Il pensiero di Antonino Martino sindaco dell'epoca della città di Messina.

Signori Consiglieri, vi è noto che la popolazione, oramai sfiduciata, anela alla esecuzione di questa opera, comunque e da chiunque fatta, purchè si faccia; e sarete voi, siatene certi, i benemeriti della Città, se compiendo qualunque sacrificio, se rinunciando a qualunque popolarità, se aggravando anche apparentemente, le attuali condizioni materiali in cui verte la questione, questo altissimo scopo voi saprete raggiungere.

Brindo al fausto avvenimento, dovuto alla cooperazione della Giunta, del Consiglio, delle Autorità e della Cittadinanza; ricordo l’opera ausiliatrice del Prefetto Comm. Serrao, che sposando vivamente gli interessi di Messina, ha dato prova di essere per sentimento fra i primi cittadini della nostra città; del Ministro dello Interno On. Giolitti, che ha aiutato il compito dell’Amministrazione; dell’On Silvestro Picardi, cui si deve il prestito per l’Acquedotto e dell’On Nicola Fulci, che, sedendo al Governo, non ha tralasciato di pensare alla sua Messina.

L’Amministrazione attiva ha curato di eseguire l’opera dell’Acquedotto e ciò al doppio scopo sia per provvedere al bisogno della cittadinanza, di avere al più presto l’acqua potabile, che per il fine della lite, in cui uno dei principali motivi, per risolvere la causa a favore del Comune, fu il fatto che questo già stava costruendo l’Acquedotto.
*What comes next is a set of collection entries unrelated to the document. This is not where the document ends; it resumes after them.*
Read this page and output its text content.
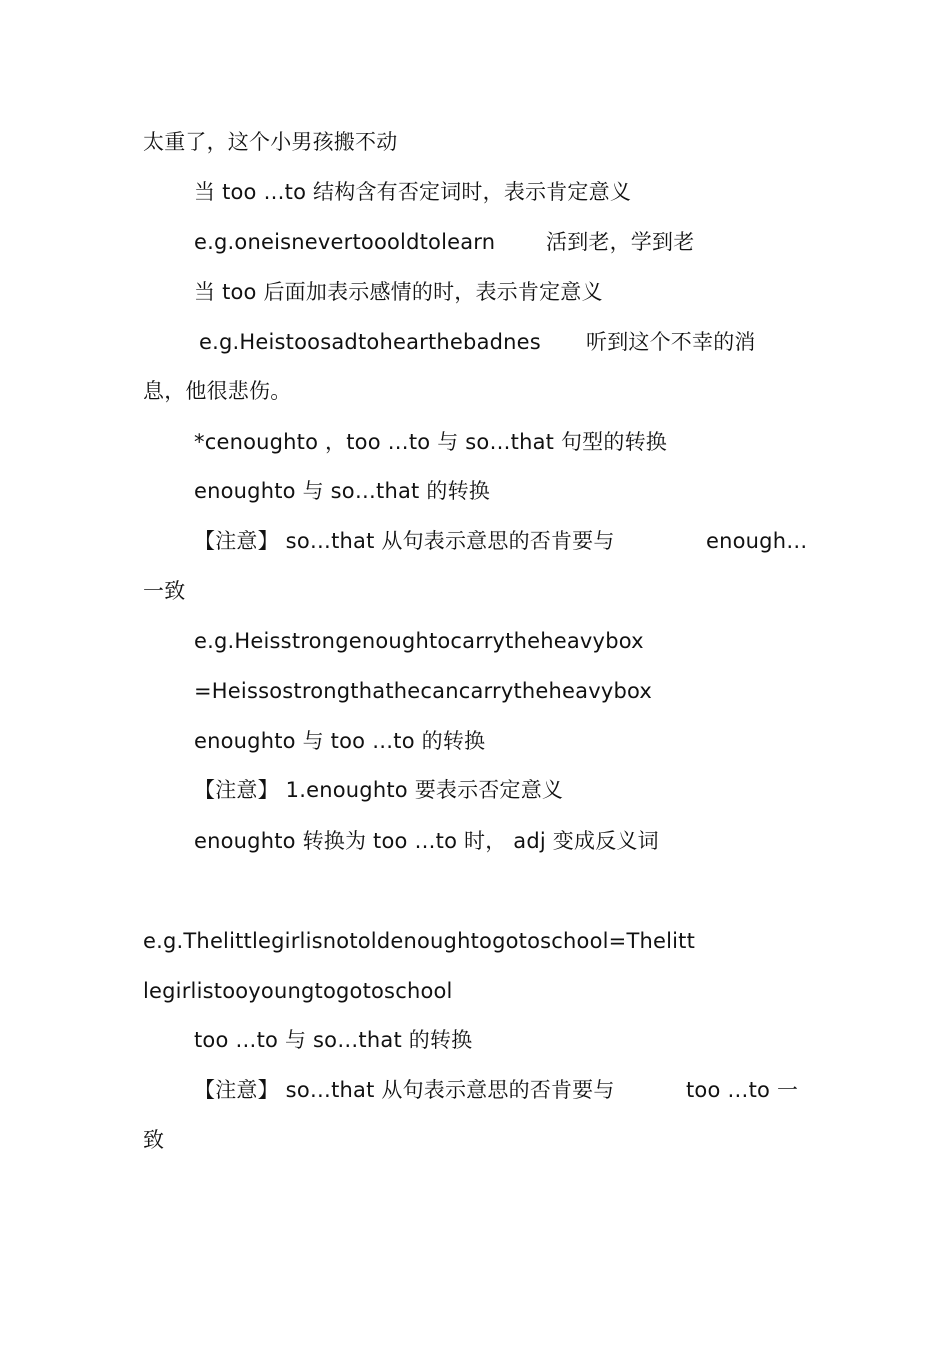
太重了，这个小男孩搬不动
当 too …to 结构含有否定词时，表示肯定意义
e.g.oneisnevertoooldtolearn 活到老，学到老
当 too 后面加表示感情的时，表示肯定意义
e.g.Heistoosadtohearthebadnes 听到这个不幸的消
息，他很悲伤。
*cenoughto ，too …to 与 so…that 句型的转换
enoughto 与 so…that 的转换
【注意】 so…that 从句表示意思的否肯要与	enough…
一致
e.g.Heisstrongenoughtocarrytheheavybox
=Heissostrongthathecancarrytheheavybox
enoughto 与 too …to 的转换
【注意】 1.enoughto 要表示否定意义
enoughto 转换为 too …to 时， adj 变成反义词
e.g.Thelittlegirlisnotoldenoughtogotoschool=Thelitt
legirlistooyoungtogotoschool
too …to 与 so…that 的转换
【注意】 so…that 从句表示意思的否肯要与	too …to 一
致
Ritengo urgente il completamento dell’Acquedotto, e la sollecita esecuzione dei lavori di distribuzione dell’acqua nelle case private, e l’utilizzazione della cascata di Larderia, con l’impianto idroelettrico applicato alla conduttura, non solo come risorsa economica, ma bensì come unico mezzo idoneo ad ottenere il riscatto del gas a miti condizioni. Appunto e su questo l’Amministrazione ha già belli e pronti tutti gli studi e non mancano altro che i provvedimenti del Consiglio.